Sebuah kamar berukuran empat kali empat meter, sudah menanti gadis yang bernama Amanda. Kamar yang sangat nyaman dan sangat indah, menurut hemat Amanda. Jika dibandingkan dengan kamarnya yang ada di rumah, tentu saja kamarnya yang ada di rumah tidak ada apa-apanya.
“Manda, letakkan saja barang-barangmu di atas ranjang. Nanti biar aku yang bantu mengemasnya. Sekarang kita ka bawah lagi, sebab kamu harus melakukan perawatan diri.”
“I—iya, Kak.”
Amanda hanya menurut tanpa bisa membantah. Semakin lama, perasaannya semakin berdebar. Ia hanya tinggal menghitung waktu hingga kesuciannya akan kandas secara hina.
Viola kini menuntun Amanda ke klinik kecantikan milik mami Lina yang berada di lantai satu bangunan itu. Aroma wangi, sudah menyeruak ketika mereka masuk ke dalam klinik itu.
“Sore kak Viola, mau melakukan perawatan?” Santi—resepsionis klinik—menyambut Viola dan Amanda dengan ramah.

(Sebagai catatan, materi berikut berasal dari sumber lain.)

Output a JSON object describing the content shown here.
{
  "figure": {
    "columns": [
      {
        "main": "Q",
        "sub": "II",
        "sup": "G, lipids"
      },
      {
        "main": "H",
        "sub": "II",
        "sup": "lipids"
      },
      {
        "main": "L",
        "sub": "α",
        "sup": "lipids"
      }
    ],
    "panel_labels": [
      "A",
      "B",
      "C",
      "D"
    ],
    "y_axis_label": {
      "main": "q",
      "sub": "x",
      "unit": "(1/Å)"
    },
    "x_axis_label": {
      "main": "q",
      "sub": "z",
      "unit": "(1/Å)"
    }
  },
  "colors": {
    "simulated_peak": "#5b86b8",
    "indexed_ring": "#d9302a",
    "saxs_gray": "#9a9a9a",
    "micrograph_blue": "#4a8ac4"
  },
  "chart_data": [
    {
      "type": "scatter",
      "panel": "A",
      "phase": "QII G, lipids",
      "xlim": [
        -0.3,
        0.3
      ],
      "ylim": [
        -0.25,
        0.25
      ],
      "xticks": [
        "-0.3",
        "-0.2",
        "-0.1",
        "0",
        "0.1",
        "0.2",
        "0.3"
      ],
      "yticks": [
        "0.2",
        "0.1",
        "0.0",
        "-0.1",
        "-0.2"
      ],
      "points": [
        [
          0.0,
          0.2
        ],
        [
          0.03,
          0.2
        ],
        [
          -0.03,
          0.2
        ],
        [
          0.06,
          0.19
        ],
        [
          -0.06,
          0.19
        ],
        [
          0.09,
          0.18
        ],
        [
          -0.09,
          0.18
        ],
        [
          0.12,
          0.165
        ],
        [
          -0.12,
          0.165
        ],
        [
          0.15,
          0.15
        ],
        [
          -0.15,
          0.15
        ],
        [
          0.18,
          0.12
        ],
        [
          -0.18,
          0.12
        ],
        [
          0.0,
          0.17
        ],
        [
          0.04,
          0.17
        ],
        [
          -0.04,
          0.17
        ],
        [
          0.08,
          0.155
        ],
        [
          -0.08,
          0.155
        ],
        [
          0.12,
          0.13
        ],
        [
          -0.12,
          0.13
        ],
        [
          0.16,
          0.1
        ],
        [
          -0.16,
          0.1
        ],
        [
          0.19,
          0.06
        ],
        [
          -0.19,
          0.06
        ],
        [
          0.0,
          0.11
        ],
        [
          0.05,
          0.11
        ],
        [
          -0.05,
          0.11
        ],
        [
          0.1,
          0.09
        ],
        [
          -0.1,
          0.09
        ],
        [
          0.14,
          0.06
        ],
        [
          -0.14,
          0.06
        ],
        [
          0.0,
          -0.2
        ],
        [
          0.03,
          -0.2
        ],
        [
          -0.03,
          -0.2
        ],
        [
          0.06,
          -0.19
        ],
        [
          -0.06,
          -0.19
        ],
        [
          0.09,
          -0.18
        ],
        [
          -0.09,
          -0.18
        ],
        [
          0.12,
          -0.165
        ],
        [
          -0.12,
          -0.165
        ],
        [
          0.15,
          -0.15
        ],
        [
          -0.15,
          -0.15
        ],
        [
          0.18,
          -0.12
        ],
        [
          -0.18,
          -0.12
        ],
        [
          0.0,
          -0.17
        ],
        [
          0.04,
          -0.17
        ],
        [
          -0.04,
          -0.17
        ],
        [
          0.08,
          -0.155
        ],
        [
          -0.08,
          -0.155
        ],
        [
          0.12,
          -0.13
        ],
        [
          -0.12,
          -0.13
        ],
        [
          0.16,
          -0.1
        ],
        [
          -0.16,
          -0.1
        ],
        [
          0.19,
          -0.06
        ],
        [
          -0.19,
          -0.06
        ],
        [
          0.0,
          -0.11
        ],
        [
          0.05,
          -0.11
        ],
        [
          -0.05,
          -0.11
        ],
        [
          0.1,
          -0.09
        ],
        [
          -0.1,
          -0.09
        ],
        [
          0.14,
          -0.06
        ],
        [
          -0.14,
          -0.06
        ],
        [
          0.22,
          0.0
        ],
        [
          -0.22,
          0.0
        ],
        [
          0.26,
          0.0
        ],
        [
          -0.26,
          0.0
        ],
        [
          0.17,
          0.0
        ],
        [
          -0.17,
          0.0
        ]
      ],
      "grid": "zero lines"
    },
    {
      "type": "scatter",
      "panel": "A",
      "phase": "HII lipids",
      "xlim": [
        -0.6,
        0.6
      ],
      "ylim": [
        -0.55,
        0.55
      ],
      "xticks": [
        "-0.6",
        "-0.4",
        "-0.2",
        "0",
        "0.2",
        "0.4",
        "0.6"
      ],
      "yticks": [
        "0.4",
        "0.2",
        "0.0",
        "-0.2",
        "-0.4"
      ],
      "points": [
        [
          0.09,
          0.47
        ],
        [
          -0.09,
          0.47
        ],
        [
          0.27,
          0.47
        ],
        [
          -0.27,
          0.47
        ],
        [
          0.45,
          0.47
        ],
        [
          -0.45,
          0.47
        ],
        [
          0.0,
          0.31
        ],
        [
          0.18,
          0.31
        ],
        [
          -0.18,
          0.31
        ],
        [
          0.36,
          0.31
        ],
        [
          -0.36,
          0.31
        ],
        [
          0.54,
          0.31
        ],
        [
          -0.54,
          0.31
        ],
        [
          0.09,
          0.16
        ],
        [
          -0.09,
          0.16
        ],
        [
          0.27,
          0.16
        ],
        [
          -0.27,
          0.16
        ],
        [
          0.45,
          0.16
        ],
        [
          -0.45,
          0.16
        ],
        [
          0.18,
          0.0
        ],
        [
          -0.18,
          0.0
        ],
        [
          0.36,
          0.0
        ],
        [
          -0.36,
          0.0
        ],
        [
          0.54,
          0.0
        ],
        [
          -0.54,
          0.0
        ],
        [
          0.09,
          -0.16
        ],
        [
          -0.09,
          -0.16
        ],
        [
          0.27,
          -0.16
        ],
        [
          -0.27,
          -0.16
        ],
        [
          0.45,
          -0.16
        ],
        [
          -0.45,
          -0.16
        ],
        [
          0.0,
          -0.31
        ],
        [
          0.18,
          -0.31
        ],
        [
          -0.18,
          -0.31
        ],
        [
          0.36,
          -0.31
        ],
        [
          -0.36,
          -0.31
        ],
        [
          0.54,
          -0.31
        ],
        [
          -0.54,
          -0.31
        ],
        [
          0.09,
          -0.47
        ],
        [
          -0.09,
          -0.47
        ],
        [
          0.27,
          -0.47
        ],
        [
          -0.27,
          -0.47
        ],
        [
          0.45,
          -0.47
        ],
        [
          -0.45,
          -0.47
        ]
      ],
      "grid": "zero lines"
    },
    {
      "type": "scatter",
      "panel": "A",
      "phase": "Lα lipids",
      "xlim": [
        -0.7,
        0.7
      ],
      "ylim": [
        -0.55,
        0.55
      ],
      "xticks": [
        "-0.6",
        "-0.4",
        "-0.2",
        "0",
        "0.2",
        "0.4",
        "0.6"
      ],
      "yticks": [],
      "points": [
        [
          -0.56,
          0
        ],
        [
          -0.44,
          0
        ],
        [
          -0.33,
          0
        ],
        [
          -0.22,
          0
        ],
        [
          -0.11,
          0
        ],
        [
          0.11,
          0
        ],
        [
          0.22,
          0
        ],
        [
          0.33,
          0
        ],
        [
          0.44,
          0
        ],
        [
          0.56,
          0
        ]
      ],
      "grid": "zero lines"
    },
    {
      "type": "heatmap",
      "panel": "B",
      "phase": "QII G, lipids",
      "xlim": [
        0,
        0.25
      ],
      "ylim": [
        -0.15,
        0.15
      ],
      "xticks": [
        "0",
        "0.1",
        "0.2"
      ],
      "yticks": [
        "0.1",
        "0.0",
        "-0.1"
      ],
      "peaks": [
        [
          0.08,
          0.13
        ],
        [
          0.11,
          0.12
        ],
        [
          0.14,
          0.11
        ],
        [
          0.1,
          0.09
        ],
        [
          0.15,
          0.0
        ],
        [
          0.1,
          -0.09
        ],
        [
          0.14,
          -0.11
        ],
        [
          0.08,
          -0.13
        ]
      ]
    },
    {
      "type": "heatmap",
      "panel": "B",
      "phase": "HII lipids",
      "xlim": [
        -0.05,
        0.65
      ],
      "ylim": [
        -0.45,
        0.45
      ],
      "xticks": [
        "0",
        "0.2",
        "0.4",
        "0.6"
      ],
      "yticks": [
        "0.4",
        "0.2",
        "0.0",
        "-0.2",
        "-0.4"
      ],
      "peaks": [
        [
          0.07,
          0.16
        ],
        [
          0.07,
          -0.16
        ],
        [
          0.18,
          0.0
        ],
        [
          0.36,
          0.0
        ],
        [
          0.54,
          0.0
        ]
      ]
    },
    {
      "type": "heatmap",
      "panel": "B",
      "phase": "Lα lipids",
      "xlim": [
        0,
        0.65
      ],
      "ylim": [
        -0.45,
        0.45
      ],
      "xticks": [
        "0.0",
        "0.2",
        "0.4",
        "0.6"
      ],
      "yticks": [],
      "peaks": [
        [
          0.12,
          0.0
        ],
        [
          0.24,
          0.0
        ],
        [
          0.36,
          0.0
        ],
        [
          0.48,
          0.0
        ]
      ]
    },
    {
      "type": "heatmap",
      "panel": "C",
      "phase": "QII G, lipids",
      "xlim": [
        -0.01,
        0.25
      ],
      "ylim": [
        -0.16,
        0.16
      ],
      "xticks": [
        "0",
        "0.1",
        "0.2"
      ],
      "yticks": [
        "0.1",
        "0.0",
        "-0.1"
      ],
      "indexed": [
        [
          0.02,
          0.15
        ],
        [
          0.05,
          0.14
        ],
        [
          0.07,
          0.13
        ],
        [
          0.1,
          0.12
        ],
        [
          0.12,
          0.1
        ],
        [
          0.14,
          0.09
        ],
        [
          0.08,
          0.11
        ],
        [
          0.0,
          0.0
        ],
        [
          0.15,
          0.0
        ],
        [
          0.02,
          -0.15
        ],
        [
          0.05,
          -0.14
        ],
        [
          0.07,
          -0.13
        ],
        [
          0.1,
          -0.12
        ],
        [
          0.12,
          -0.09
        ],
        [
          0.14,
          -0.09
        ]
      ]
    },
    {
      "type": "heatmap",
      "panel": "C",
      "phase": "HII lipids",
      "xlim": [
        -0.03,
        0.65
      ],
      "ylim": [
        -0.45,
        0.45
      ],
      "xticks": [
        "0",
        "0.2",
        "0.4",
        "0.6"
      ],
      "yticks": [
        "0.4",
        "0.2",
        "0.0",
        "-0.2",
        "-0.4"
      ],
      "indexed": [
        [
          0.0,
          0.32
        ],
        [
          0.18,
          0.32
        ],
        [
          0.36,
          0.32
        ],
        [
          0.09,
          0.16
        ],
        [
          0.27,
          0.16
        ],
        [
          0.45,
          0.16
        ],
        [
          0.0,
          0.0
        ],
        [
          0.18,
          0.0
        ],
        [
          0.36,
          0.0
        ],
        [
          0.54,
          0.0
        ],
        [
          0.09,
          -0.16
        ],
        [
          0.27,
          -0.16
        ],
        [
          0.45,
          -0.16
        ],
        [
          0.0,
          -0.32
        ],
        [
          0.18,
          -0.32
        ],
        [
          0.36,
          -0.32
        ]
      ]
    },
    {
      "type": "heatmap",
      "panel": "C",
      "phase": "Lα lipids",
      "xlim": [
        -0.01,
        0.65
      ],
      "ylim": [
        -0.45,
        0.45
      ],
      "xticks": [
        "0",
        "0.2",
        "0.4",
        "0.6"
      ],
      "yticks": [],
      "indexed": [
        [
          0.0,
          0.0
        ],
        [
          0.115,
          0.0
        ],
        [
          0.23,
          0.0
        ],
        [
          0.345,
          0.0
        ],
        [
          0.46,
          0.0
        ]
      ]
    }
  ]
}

“Mami memangnya pesan apa? Apa aku juga diberikan jatah perawatan gratis?” Viola mendelik.
Santi menggeleng, “Maaf, Kak. Mami hanya berpesan ‘berikan perawatan penuh untuk Amanda’ dan mami tidak mengatakan yang lainnya.”

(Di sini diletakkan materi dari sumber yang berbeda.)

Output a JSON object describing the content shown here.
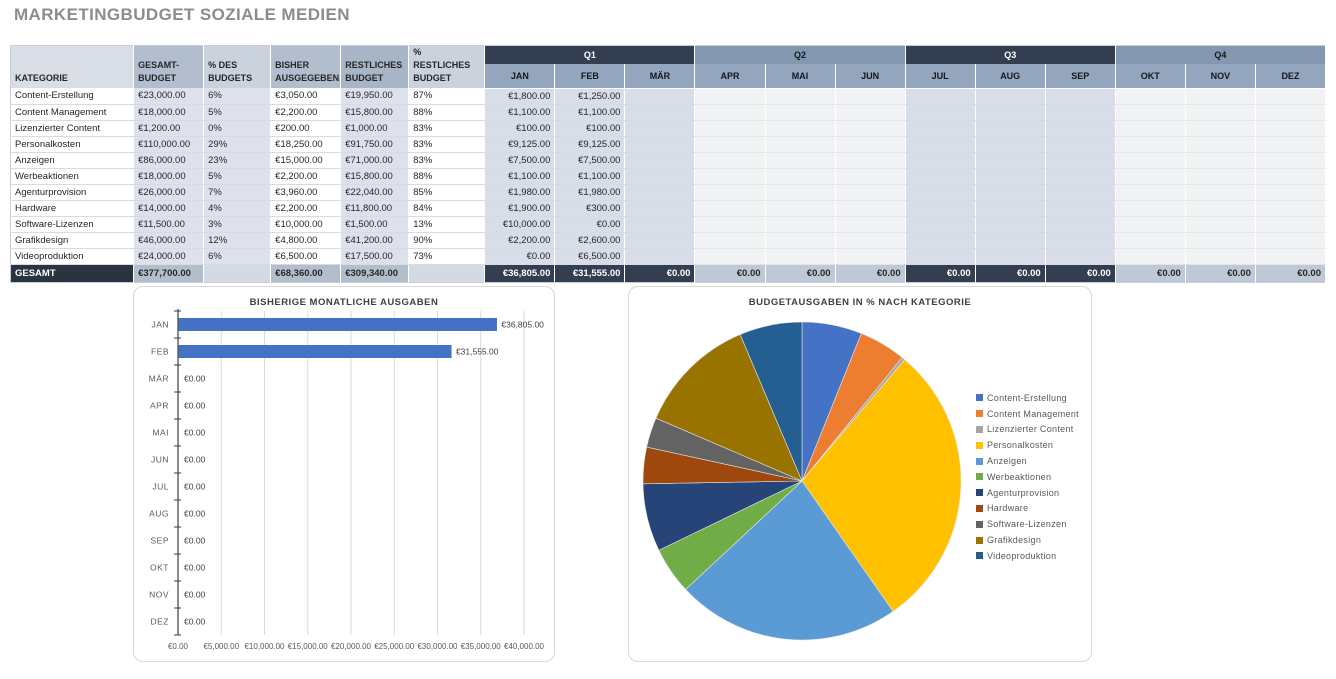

Viola mengernyit, mukanya masam, “Ya sudah. Kamu lakukan saja apa yang diperintahkan mami. Aku mau ke atas dulu.” Santi mengangguk.
Santi menghubungi salah seorang rekannya dan menyuruh rekan tersebut menuntun Amanda melakukan perawatan demi perawatan yang dibutuhkannya. Amanda merasa sangat asing dengan tempat itu. Sebab, seumur hidup, gadis itu tidak pernah masuk salon, apalagi klinik kecantikan berkelas seperti tempat saat ini ia berada.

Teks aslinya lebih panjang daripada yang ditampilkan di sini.